U-6 shows the peak at 17% and now down to 15.6%. We are gaining some jobs, but it seems likely that many of those jobs are either self-created or very low-paying. I look at tax receipts to measure income from jobs, and I am now finally seeing a real uptick in HI receipts (charged on all wages) that is significant enough to indicate that the economy is picking up a little.
You may well be right about the real level of joblessness. We are now gaining jobs:
http://www.bls.gov/news.release/empsit.t08.htm
The last few months have been good.
But the population has increased too, and I think retirements are masking some level of joblessness. The employment population ratio has improved only over the last couple of months.
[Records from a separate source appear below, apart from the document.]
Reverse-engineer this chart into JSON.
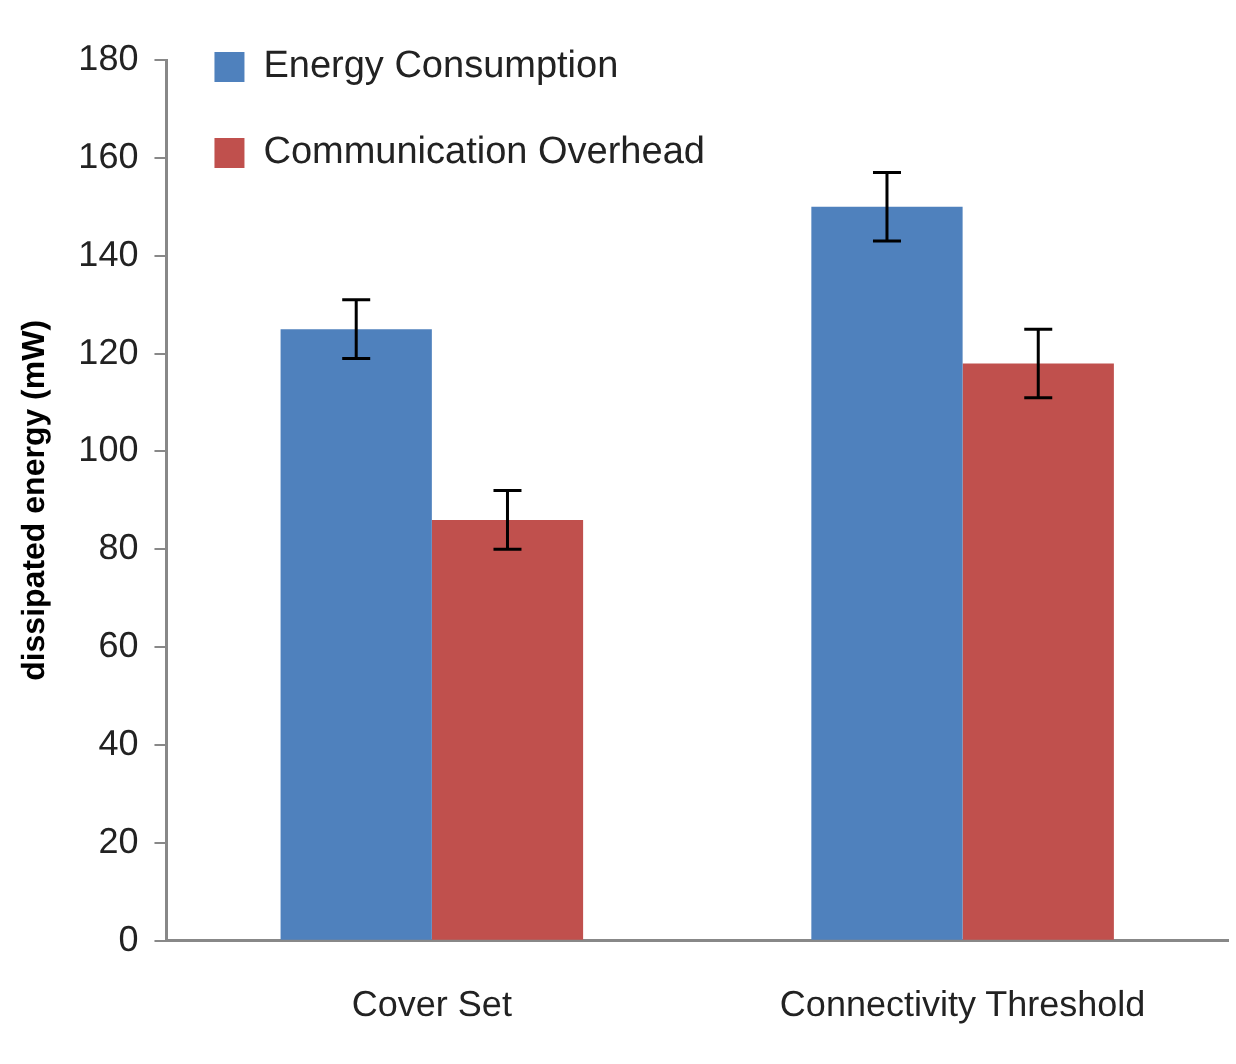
{
  "chart_data": {
    "type": "bar",
    "ylabel": "dissipated energy (mW)",
    "categories": [
      "Cover Set",
      "Connectivity Threshold"
    ],
    "series": [
      {
        "name": "Energy Consumption",
        "color": "#4f81bd",
        "values": [
          125,
          150
        ],
        "errors": [
          6,
          7
        ]
      },
      {
        "name": "Communication Overhead",
        "color": "#c0504d",
        "values": [
          86,
          118
        ],
        "errors": [
          6,
          7
        ]
      }
    ],
    "ylim": [
      0,
      180
    ],
    "yticks": [
      0,
      20,
      40,
      60,
      80,
      100,
      120,
      140,
      160,
      180
    ],
    "grid": false,
    "legend": "top left"
  }
}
What happens when holiday jobs disappear and if auto production shifts down?
In November of 2010 the emp/pop ratio was 58.2%. It then rose a bit to 58.5 and fell. By July it was 58.1%. After that it has improved to 58.5% in small increments. So here again, until the last couple of months I would have said that you were correct - that real unemployment kept worsening:
2009 60.6 60.3 59.9 59.8 59.6 59.4 59.3 59.0 58.7 58.5 58.5 58.2
2010 58.5 58.5 58.6 58.7 58.7 58.5 58.4 58.5 58.5 58.3 58.2 58.3
2011 58.4 58.4 58.5 58.4 58.4 58.2 58.1 58.2 58.3 58.4 58.5
What will tell the tale will be what happens in January - March of 2012. This has been an unsteady trend, but we were at 58.5% in July of 2010 and 58.5% in November of 2011 isn't really THAT encouraging, although it is a statistically significant change from July's 58.1%.
I don't think you can say from the employment/population ratio that the jobs situation truly has improved - not when you look at the longer-term sequence. Until the emp/pop ratio improves to at least 58.8, I don't think you CAN make the case that the employment situation is really improving. We have to break out of this oscillation around 58.3 that we have been in for a year and a half before we can truly claim that joblessness is at least easing. The bald fact is that until October, every month in 2011 had an emp/pop ratio worse than the same month in 2010.
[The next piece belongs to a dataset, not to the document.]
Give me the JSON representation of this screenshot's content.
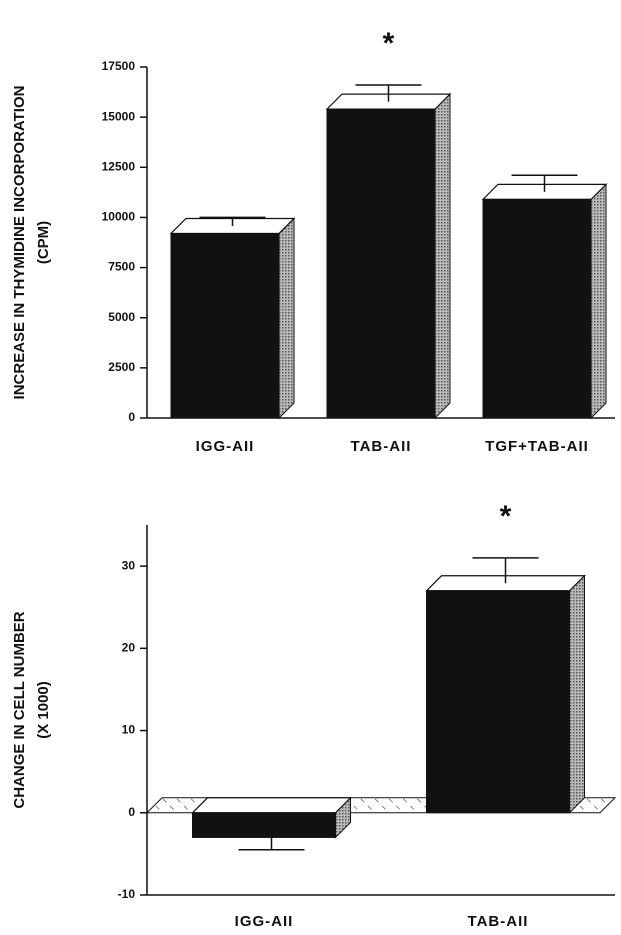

About the best case I can support with data now is that aggregate real income from employment is increasing over the last few months, but that is still not helping the bottom line for Americans as a whole because social benefits (esp. unemployment) have dropped so much that in income terms, American workers are still losing ground. Also, I believe that the emp/pop ratio is up about 0.2% from just people losing unemployment and doing whatever odd jobs they can pick up for money, which is not what most Americans would call being "employed". If you are out picking up cans for recycling cash, that makes you "employed" under the Household Survey rules. But it is not "employed" under common sense rules.